L’opposition guinéenne se rend à la Cour constitutionnelle comme elle s’est rendu aux urnes : en rangs dispersés. Samedi dernier, dès l’annonce des résultats officiels provisoires par la Commission électorale nationale indépendante (CENI), les sept opposants ont décidé de se retirer du processus électoral. Par conséquent, de ne formuler aucun recours contre la victoire, dès le premier tour, du président sortant, Alpha Condé, dont ils récusent pourtant la victoire. Se réservant le droit de porter la contestation dans la rue avec tout ce que cela comporte comme risque pour la fragile paix sociale. Mais la grève annoncée de la Cour constitutionnelle ne sera pas observée à l’unanimité comme elle a été prise.
C’est que quarante-huit heures après cette décision de bouder la voie légale de contestation des résultats provisoires, les uns restent sur leurs positions et les autres commencent à taper à la porte du bureau de Kèlèfa Sall, président de la juridiction en charge du règlement du contentieux électoral.
En effet, Sidya Touré, président de l’Union des forces républicaines (UFR), Lassana Kouyaté, leader du Parti de l’espoir pour le développement nationale (PEDN), Papa Koly Kourouma du parti Générations pour la réconciliation, l’union, et la prospérité (GRUP) et Faya Milimono, chef du Bloc libéral (BL), ont
annoncé leur intention de jouer la carte de la légalité, c’est-à-dire de saisir les neuf « Sages » aux fins d’annulation des résultats proclamés par la CENI. Par élégance républicaine ou par petits calculs politiciens ? Pour sûr, même dans leurs rêves les plus fous, ils ne s’attendent pas à une quelconque annulation de ce scrutin qui donne plus de 57% au président sortant.
En attendant qu’ils soient officiellement proclamé vainqueur le week-end prochain, dernier délai pour la Cour constitutionnelle pour rendre sa décision, c’est le locataire du palais Sekoutoureya qui est sur son gros nuage en train de boire du petit lait.
Une seconde victoire donc pour le président Condé qui saura, qui sait, en temps opportun, être reconnaissant envers ses quatre opposants sur les sept dont le revirement apporte un soupçon de légalité à une victoire arrachée, il faut le reconnaître, au terme d’une élection à l’organisation approximative.
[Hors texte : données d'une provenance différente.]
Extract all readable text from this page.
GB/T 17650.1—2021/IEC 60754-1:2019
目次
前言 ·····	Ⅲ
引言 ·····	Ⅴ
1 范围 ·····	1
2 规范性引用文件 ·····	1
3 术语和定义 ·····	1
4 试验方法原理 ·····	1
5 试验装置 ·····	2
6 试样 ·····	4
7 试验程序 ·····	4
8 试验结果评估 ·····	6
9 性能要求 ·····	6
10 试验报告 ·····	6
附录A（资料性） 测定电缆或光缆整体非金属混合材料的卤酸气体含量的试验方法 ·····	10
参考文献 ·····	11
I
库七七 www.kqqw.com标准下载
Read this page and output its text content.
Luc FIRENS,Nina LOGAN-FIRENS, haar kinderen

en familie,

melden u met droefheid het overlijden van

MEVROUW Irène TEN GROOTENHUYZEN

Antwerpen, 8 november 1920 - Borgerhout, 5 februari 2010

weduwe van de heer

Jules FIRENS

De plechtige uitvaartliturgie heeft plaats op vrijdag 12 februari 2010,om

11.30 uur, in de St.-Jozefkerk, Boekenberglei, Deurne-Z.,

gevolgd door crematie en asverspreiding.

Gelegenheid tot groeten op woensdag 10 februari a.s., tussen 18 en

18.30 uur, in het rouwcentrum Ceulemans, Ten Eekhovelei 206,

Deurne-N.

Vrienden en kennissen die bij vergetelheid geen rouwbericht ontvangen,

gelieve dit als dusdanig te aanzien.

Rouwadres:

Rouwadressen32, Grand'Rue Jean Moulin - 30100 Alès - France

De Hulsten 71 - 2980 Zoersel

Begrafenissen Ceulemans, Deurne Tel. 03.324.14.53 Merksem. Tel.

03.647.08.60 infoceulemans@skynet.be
C’est pain bénit donc pour celui qui rempile pour un second et dernier mandat.
A moins que les mauvais djinns (1) de la politique ne viennent égarer le professeur comme ils l’ont fait et le font avec de nombreux chefs d’Etat africains qui ont tenté ou tentent de tripatouiller leurs Constitutions à des fins de
règne à vie. Mais ce n’est pas à quatre-vingt-deux ans au terme de deux laborieux quinquennats que le président Condé succombera aux champs des sirènes de la « tripatouillite ».
Mais passons pour se féliciter de ce calme qui règne dans le pays quarante-huit heures après la publication de ces résultats contestés à l’avance par le Poulidor de la politique guinéenne et ses camarades de l’opposition. Pourvu que ce ne soit pas le calme qui précède la tempête.